Casos de Estudio: Purga de Voces Críticas y Represalia Comercial
El impacto de este cerco sobre la libertad de expresión no es abstracto; se traduce en despidos forzados, vetos a analistas y el desmantelamiento de espacios de debate plural.
1. Salidas Forzadas y Veto a Periodistas
- Manuel López San Martín y Luis Cárdenas: Salidas de espacios clave en medios de alcance nacional (como MVS) impulsadas por la directriz oficiosa a las concesionarias: prescindir de la conducción o perder la totalidad de la pauta publicitaria gubernamental para sostener sus nóminas. Desde esta semana, Luis Cárdenas está atendiendo ofertas y ya se habla que podría reforzar la plantilla informativa en TV Azteca.
- Ramón Alberto Garza (Código Magenta) y la “Lista Negra”: El veto directo a través de listas de analistas prohibidos comunicadas a directivos de radio. Entre los perfiles vetados bajo amenaza de asfixia publicitaria figuran periodistas de trayectoria como Héctor de Mauleón.
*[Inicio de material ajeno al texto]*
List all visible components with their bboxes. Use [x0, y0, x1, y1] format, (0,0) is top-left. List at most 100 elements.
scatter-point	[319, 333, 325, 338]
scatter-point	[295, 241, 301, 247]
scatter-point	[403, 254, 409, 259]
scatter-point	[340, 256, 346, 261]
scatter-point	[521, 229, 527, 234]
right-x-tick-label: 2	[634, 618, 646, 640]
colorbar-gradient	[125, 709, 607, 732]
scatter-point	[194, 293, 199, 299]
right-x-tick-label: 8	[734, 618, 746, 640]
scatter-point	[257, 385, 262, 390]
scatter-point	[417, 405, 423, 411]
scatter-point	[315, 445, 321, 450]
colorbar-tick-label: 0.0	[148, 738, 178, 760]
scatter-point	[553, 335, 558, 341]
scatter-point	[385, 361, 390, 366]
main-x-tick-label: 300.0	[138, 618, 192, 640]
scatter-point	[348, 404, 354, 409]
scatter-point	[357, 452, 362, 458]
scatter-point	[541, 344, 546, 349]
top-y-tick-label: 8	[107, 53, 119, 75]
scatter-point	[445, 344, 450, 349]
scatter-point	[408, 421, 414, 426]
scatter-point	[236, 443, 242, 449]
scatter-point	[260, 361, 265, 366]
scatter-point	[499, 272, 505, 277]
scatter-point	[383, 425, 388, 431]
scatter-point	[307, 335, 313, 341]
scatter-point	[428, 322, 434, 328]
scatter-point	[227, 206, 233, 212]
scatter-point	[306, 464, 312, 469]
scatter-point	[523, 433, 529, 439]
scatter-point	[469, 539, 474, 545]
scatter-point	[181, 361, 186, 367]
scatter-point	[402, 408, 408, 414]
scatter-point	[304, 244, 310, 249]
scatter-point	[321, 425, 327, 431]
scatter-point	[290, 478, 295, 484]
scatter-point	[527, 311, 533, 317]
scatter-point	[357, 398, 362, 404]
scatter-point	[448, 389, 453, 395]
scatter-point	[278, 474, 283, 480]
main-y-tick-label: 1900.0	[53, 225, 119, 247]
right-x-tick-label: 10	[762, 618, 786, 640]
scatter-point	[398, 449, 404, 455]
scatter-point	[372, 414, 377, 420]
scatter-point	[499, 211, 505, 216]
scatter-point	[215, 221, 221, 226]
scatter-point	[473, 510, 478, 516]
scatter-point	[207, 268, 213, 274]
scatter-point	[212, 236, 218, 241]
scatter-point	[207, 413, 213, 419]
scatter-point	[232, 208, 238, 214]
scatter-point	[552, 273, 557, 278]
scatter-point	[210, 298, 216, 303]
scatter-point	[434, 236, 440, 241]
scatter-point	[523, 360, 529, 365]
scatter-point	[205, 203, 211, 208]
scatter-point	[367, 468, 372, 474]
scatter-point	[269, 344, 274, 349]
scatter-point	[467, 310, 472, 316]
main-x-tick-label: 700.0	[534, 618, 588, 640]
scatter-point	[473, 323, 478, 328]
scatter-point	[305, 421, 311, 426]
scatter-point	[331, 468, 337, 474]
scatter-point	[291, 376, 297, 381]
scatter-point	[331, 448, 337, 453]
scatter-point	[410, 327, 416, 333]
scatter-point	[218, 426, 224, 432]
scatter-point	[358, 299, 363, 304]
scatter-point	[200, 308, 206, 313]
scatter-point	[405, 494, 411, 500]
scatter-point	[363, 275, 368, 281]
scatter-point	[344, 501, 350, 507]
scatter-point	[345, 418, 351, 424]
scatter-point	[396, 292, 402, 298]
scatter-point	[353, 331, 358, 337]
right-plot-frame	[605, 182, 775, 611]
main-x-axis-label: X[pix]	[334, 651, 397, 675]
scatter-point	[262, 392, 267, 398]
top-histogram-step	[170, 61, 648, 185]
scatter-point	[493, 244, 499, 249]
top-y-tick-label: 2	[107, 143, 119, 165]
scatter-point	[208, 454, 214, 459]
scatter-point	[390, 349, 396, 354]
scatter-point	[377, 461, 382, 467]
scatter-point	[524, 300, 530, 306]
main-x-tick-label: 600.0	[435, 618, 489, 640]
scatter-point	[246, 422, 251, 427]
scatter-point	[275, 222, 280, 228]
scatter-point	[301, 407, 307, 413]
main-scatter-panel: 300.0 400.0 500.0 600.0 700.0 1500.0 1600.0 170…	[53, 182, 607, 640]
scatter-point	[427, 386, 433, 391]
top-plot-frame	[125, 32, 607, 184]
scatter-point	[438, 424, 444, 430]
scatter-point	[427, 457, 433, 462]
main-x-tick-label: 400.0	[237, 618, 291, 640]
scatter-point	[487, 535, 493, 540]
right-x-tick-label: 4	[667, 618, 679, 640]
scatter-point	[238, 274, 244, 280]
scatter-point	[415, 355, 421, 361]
- Carmen Aristegui: Recortes estructurales y el ajuste forzado en su equipo periodístico (prescindiendo de al menos 10 colaboradores) derivados del acoso comercial hacia sus patrocinadores. Desde esta semana, Aristegui, trabajo con una mínima plantilla de reporteros.
- Carlos Alazraki (Atypical TeVe) La pérdida sistemática de clientes privados e institucionales por intimidación directa a los empresarios anunciantes, empujando a los proyectos independientes a depender exclusivamente del financiamiento de sus audiencias. Alazraki tambien anunció que difícilmente podrá sostener su empresa —que produce 16 programas en vivo a la semana—, hasta el mes de diciembre.

2. Limpieza de Espacios Públicos y Medios del Estado
- Canal 11 y Medios Públicos: La cancelación abrupta de programas analíticos con décadas de tradición (espacios conducidos históricamente por figuras como Leonardo Curcio, Lorenzo Meyer o José Antonio Crespo) y la salida de voces especializadas en el IMER (como Sergio Vela o Javier García Diego), reemplazando el pluralismo por líneas editoriales alineadas al régimen morenista.
- Censura Previa: Casos documentados de restricción a contenidos antes de su emisión utilizando la figura de los defensores de audiencias como pantalla institucional para bloquear entrevistas no cómodas. Canal Once y Canal Catorce cancelaron la transmisión de la entrevista que Sabina Berman le hizo a Eduardo Verástegui para el programa Largo Aliento. Las defensorías de las audiencias argumentaron que el contenido vulneraba los derechos fundamentales de las mujeres y grupos vulnerables, mientras que Verástegui denunció censura del Estado.
El panorama hacia 2027 muestra un entorno mediático condicionado. La asfixia financiera a la prensa independiente no solo vulnera a las empresas de comunicación, sino que priva a la ciudadanía de contrapesos de información en la contienda política más grande del país. Como advertía la máxima periodística: “Más vale el abuso de la libertad de opinión que el más leve ejercicio de una restricción.”